Coast FIRE Calculator with Social Security
Guaranteed income in retirement means you don't have to fund every dollar yourself. Account for Social Security or a pension to get a lower, more realistic Coast FIRE number.
Coast FIRE Calculator
Discover if your current savings are enough to grow to your retirement goal without additional contributions. Get instant, accurate calculations with no signup required.
How it changes the math
Normally your FIRE number is annual spending divided by withdrawal rate. When you expect guaranteed income, only the gap needs funding: (spending - guaranteed income) divided by withdrawal rate. A smaller FIRE number means a smaller Coast FIRE number - and an earlier date you can stop saving.
To model it above, enter the spending you need to cover yourself: total annual retirement spending minus your expected annual Social Security or pension income.
A worked example with Social Security
Suppose you expect to spend $50,000 a year in retirement and anticipate $20,000 a year from Social Security. You only need your portfolio to cover the remaining $30,000. At a 4% withdrawal rate that is a $750,000 FIRE number instead of $1,250,000 - a difference of half a million dollars in what you need to accumulate. Discount that smaller target back to today and your Coast FIRE number drops just as sharply, pulling forward the date you can stop saving.
To model this above, simply enter $30,000 - your spending net of guaranteed income - as your annual retirement spending. The result is a Coast FIRE number that already accounts for your benefit.

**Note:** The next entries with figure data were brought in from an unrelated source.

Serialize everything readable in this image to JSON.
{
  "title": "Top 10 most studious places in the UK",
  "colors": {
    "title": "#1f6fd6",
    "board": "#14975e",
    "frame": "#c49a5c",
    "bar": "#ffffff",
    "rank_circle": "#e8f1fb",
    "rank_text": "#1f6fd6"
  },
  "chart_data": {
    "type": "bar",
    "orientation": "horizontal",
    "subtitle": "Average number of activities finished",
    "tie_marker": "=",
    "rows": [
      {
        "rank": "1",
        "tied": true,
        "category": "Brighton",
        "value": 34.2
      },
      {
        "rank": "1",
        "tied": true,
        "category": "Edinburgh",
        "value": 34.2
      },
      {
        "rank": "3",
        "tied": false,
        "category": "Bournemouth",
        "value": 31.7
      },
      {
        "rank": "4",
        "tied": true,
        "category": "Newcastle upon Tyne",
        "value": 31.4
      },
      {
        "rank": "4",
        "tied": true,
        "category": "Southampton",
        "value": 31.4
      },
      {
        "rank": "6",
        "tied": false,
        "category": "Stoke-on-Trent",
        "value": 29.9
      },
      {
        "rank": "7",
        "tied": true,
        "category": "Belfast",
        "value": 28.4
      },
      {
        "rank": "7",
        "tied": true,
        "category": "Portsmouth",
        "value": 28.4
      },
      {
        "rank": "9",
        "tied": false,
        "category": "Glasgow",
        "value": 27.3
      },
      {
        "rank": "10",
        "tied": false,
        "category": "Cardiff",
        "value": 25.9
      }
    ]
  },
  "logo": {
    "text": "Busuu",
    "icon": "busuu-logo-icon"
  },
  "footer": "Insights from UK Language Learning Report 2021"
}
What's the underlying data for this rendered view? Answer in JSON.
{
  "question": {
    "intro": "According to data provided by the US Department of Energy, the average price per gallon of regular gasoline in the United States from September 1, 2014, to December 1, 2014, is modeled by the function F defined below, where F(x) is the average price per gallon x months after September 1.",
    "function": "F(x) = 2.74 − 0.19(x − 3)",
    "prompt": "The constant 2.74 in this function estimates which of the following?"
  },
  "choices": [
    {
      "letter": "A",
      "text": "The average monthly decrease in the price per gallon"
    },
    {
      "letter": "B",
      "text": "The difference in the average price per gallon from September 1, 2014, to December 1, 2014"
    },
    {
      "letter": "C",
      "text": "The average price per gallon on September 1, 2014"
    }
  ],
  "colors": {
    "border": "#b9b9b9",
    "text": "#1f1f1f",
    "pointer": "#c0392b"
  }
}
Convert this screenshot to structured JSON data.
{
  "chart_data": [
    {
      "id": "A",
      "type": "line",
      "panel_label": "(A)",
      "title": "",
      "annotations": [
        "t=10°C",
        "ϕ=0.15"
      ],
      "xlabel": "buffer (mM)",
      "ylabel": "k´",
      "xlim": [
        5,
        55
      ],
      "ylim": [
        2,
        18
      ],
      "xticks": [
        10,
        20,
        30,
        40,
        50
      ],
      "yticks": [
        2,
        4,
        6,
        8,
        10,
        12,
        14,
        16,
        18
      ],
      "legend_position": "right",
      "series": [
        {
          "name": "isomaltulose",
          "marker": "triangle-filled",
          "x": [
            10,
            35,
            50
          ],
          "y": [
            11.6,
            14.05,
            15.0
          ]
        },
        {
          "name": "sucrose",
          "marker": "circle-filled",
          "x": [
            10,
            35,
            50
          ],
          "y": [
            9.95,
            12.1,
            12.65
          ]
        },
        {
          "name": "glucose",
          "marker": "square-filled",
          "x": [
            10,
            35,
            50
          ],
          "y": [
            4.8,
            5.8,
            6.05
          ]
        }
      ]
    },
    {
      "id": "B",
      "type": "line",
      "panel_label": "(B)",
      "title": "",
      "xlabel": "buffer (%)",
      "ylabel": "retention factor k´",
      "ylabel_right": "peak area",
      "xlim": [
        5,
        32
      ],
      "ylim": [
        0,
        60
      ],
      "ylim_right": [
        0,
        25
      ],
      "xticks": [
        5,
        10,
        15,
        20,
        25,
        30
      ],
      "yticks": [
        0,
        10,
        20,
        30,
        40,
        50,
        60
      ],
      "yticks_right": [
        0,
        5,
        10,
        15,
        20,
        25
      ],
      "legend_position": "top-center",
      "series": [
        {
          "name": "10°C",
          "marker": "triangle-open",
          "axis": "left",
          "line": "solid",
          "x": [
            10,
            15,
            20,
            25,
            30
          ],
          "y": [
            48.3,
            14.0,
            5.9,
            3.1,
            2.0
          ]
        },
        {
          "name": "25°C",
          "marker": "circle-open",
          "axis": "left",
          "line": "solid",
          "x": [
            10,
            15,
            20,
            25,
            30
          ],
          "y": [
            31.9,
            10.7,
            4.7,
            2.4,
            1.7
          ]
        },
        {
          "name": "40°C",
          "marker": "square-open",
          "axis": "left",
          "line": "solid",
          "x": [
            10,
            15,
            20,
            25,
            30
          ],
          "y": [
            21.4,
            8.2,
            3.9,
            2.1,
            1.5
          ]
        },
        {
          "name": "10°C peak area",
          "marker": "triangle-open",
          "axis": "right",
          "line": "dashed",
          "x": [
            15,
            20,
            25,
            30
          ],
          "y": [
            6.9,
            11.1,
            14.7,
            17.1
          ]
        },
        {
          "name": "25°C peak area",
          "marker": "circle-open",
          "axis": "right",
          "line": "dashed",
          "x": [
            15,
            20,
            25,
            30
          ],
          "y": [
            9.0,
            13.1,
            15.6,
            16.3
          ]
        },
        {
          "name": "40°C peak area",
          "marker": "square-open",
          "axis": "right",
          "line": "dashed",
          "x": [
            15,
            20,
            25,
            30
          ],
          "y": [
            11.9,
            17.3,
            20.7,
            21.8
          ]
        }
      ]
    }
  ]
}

Where to find your benefit estimate
Do not guess at your Social Security income. In the United States, you can see a personalized estimate of your future monthly benefit by creating a free account at ssa.gov, which bases the figure on your actual earnings record. Your benefit depends on how much you have earned and the age at which you claim - claiming later, up to age 70, increases the monthly amount. Use a figure that matches your expected claiming age.
Pensions and other guaranteed income
Social Security is not the only income that lowers your number. A workplace pension, an annuity, rental income, or any other reliable stream works the same way: subtract its annual amount from your retirement spending before calculating, because your portfolio only needs to fund what those sources do not. The more of your spending that is covered by guaranteed income, the smaller the nest egg - and the Coast FIRE number - you need.
Should you count on it? The case for caution
Many people in the FIRE community deliberately leave Social Security out of their calculations and treat it as a margin of safety rather than a foundation. The reasoning is that benefit levels decades away carry political and personal uncertainty, and a plan that works without Social Security is more robust. A sensible middle path is to include a conservative fraction of your projected benefit - enough to reflect reality without betting your retirement on an optimistic figure.